On the occasion of the International Zero Tolerance Against Female Genital Mutilation (FGM) Day, the Ethiopian Human Rights Commission (EHRC) calls for implementation of national plans aiming to eliminate this harmful traditional practice (HTP) and all forms of violence against women and girls to not lose pace. An EHRC assessment carried out in November 2020 found that the COVID-19 pandemic may have led to an increase of HTP prevalence nationwide and to a slowdown of actions deriving from country level plans to prevent FGM and early marriage. Although FGM is still practiced in all regions of Ethiopia, in Somali, Afar, Southern Nations Nationalities and Peoples’ (SNNPR) as well as Gambella regions, the rate of reduction of its prevalence is negligible.
The draft 10-year national development plan (2021-2030), still under review, targets complete country wide elimination of FGM and early marriage by 2030. However, on the one hand, this is not aligned with the National Roadmap to Eliminate Early Marriage and FGM which plans to do so by 2025. Moreover, a study carried out by the UN International Children’s Emergency Fund (UNICEF), shows that the efforts over past 15 years in this regard need to be multiplied by a factor of at least 13 if the Roadmap’s goals are to be met.
On the other hand, the baseline used in the draft 10-year national, putting the prevalence at 6.4% based on a 2017/2018 data, when more recent data, aligned with the end of the Growth and Transformation Plan II implementation period, is not available, may skew achievement results.
Nationwide plans to eliminate all forms of violence and HTP against women and girls need to be evidence based and must rely on strong coordination.
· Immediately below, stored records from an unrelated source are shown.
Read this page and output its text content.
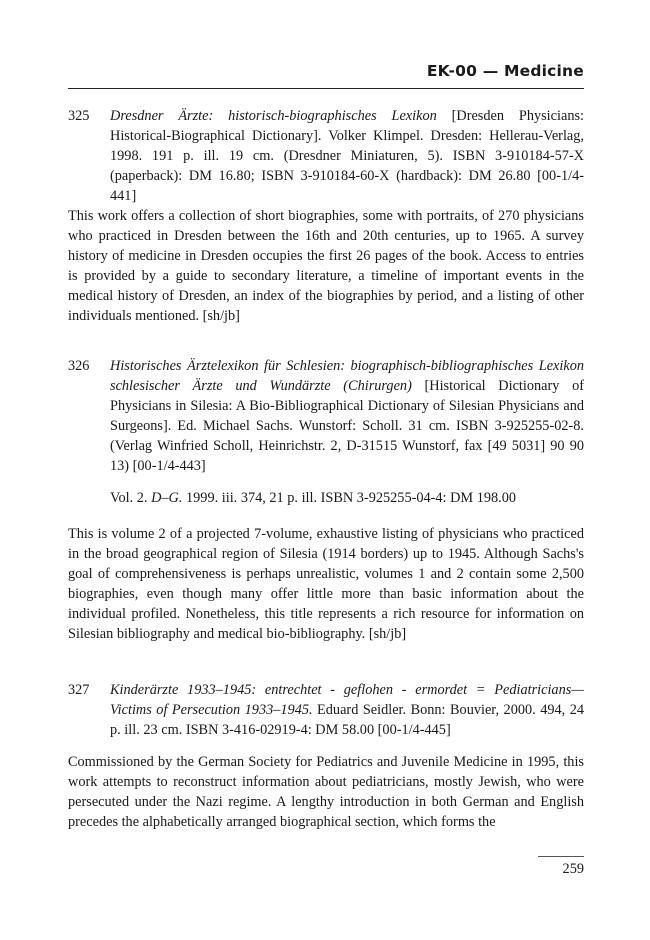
EK-00 — Medicine
325 Dresdner Ärzte: historisch-biographisches Lexikon [Dresden Physicians: Historical-Biographical Dictionary]. Volker Klimpel. Dresden: Hellerau-Verlag, 1998. 191 p. ill. 19 cm. (Dresdner Miniaturen, 5). ISBN 3-910184-57-X (paperback): DM 16.80; ISBN 3-910184-60-X (hardback): DM 26.80 [00-1/4-441]

This work offers a collection of short biographies, some with portraits, of 270 physicians who practiced in Dresden between the 16th and 20th centuries, up to 1965. A survey history of medicine in Dresden occupies the first 26 pages of the book. Access to entries is provided by a guide to secondary literature, a timeline of important events in the medical history of Dresden, an index of the biographies by period, and a listing of other individuals mentioned. [sh/jb]

326 Historisches Ärztelexikon für Schlesien: biographisch-bibliographisches Lexikon schlesischer Ärzte und Wundärzte (Chirurgen) [Historical Dictionary of Physicians in Silesia: A Bio-Bibliographical Dictionary of Silesian Physicians and Surgeons]. Ed. Michael Sachs. Wunstorf: Scholl. 31 cm. ISBN 3-925255-02-8. (Verlag Winfried Scholl, Heinrichstr. 2, D-31515 Wunstorf, fax [49 5031] 90 90 13) [00-1/4-443]
Vol. 2. D–G. 1999. iii. 374, 21 p. ill. ISBN 3-925255-04-4: DM 198.00

This is volume 2 of a projected 7-volume, exhaustive listing of physicians who practiced in the broad geographical region of Silesia (1914 borders) up to 1945. Although Sachs's goal of comprehensiveness is perhaps unrealistic, volumes 1 and 2 contain some 2,500 biographies, even though many offer little more than basic information about the individual profiled. Nonetheless, this title represents a rich resource for information on Silesian bibliography and medical bio-bibliography. [sh/jb]

327 Kinderärzte 1933–1945: entrechtet - geflohen - ermordet = Pediatricians—Victims of Persecution 1933–1945. Eduard Seidler. Bonn: Bouvier, 2000. 494, 24 p. ill. 23 cm. ISBN 3-416-02919-4: DM 58.00 [00-1/4-445]

Commissioned by the German Society for Pediatrics and Juvenile Medicine in 1995, this work attempts to reconstruct information about pediatricians, mostly Jewish, who were persecuted under the Nazi regime. A lengthy introduction in both German and English precedes the alphabetically arranged biographical section, which forms the

259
Rigorous studies and assessments are needed in terms of identifying the real impact of COVID-19 on HTP and gender-based violence.
The EHRC assessment also shows that local administrative structures are often not sufficiently aware of plans designed for country wide implementation and that the lack of detailed actions plans at these levels further contributes to stall progress. Plans to eliminate HTP are often disregarded from budget allocations and there is still a long way to go in terms of ensuring participation of civic societies working on the issue. This may continue to hinder the realization of national goals and plans on the subject.